Ormanevi Kolektifi’ni oluşturan yarı-hikaye, yarı -ütopya “Tekmetin”i yazalı 7 sene olmuş. Zaman hızlı geçiyor! O zamanlar farkında olmasak (veya bugünkü kelime dağarcığımızla ifade etmesek de) başından beri ütopik bir mikro toplum itkisi vardı.
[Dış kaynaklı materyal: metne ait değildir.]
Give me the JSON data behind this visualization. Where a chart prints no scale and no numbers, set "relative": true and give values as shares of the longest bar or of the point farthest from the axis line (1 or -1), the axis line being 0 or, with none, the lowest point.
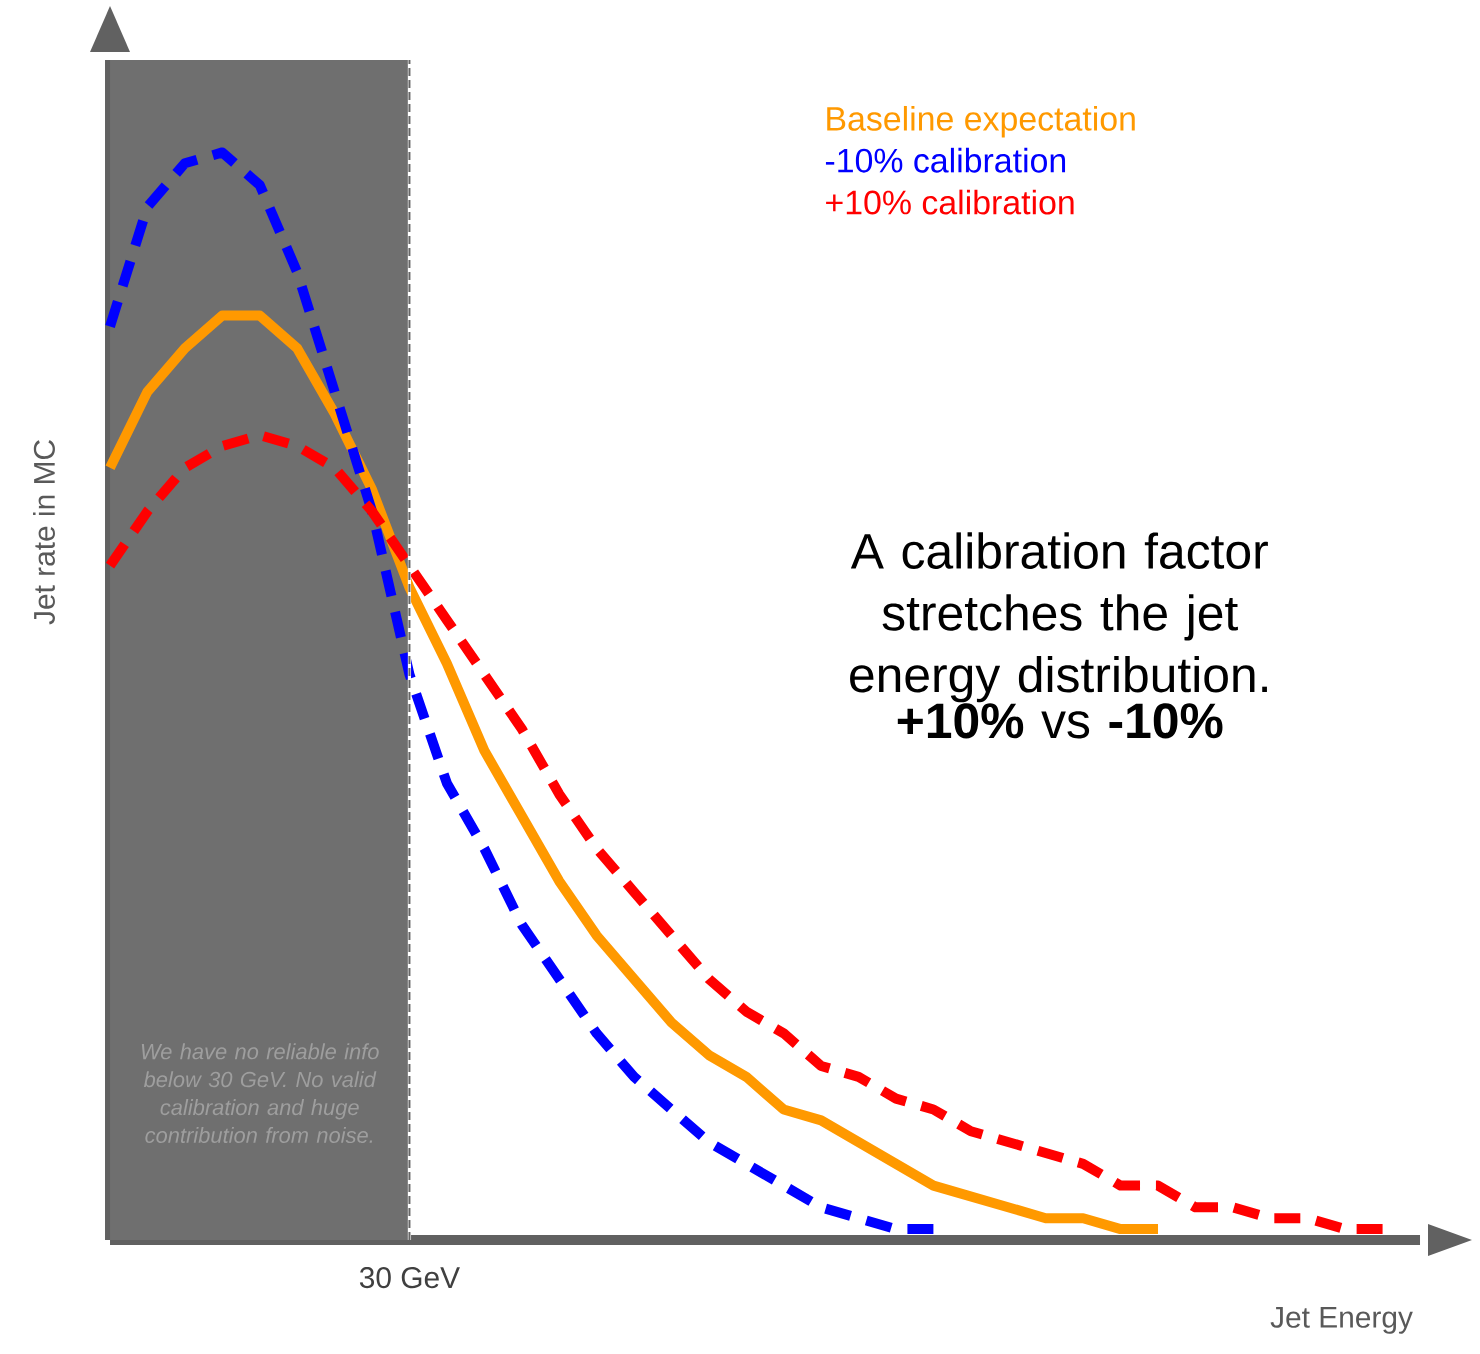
{
  "chart_data": {
    "type": "line",
    "relative": true,
    "xlabel": "Jet Energy",
    "ylabel": "Jet rate in MC",
    "categories": [
      null,
      null,
      null,
      null,
      null,
      null,
      null,
      null,
      null,
      null,
      null,
      null,
      null,
      null,
      null,
      null,
      null,
      null,
      null,
      null,
      null,
      null,
      null,
      null,
      null,
      null,
      null,
      null,
      null,
      null,
      null,
      null,
      null,
      null,
      null
    ],
    "series": [
      {
        "name": "Baseline expectation",
        "color": "#ff9900",
        "line_style": "solid",
        "values": [
          0.71,
          0.78,
          0.82,
          0.85,
          0.85,
          0.82,
          0.76,
          0.69,
          0.6,
          0.53,
          0.45,
          0.39,
          0.33,
          0.28,
          0.24,
          0.2,
          0.17,
          0.15,
          0.12,
          0.11,
          0.09,
          0.07,
          0.05,
          0.04,
          0.03,
          0.02,
          0.02,
          0.01,
          0.01,
          null,
          null,
          null,
          null,
          null,
          null
        ]
      },
      {
        "name": "-10% calibration",
        "color": "#0000ff",
        "line_style": "dashed",
        "values": [
          0.84,
          0.95,
          0.99,
          1.0,
          0.97,
          0.89,
          0.78,
          0.67,
          0.52,
          0.42,
          0.36,
          0.29,
          0.24,
          0.19,
          0.15,
          0.12,
          0.09,
          0.07,
          0.05,
          0.03,
          0.02,
          0.01,
          0.01,
          null,
          null,
          null,
          null,
          null,
          null,
          null,
          null,
          null,
          null,
          null,
          null
        ]
      },
      {
        "name": "+10% calibration",
        "color": "#ff0000",
        "line_style": "dashed",
        "values": [
          0.62,
          0.67,
          0.71,
          0.73,
          0.74,
          0.73,
          0.71,
          0.67,
          0.62,
          0.57,
          0.52,
          0.47,
          0.41,
          0.36,
          0.32,
          0.28,
          0.24,
          0.21,
          0.19,
          0.16,
          0.15,
          0.13,
          0.12,
          0.1,
          0.09,
          0.08,
          0.07,
          0.05,
          0.05,
          0.03,
          0.03,
          0.02,
          0.02,
          0.01,
          0.01
        ]
      }
    ],
    "annotations": [
      "A calibration factor stretches the jet energy distribution.",
      "**+10%** vs **-10%**",
      "We have no reliable info below 30 GeV. No valid calibration and huge contribution from noise.",
      "30 GeV"
    ]
  }
}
Ütopyalar iki dünyayı ele alır ve düzenler: İnsanın insanla ilişkisini, ve insanın parçası olduğu bütünle (yani doğayla) ilişkisini. Biz bu iki birbiriyle doğrudan bağlı boyuta da doygunluk, adalet, şenliklilik ve yani güzellik getirecek bir modelin peşindeyiz. Kendimizden biliyoruz, bu işi sürdürülebilir ve 6 ay içinde grup içi çatlaktan patlamayacak şekilde kurgulamak çok ince, çok-boyutlu bir serüven. Bizim hazırlığımız 7 yıl sürdü, bizden sonrakilerin işini kolaylaştıracak modeller oluşturalım bari, diyoruz.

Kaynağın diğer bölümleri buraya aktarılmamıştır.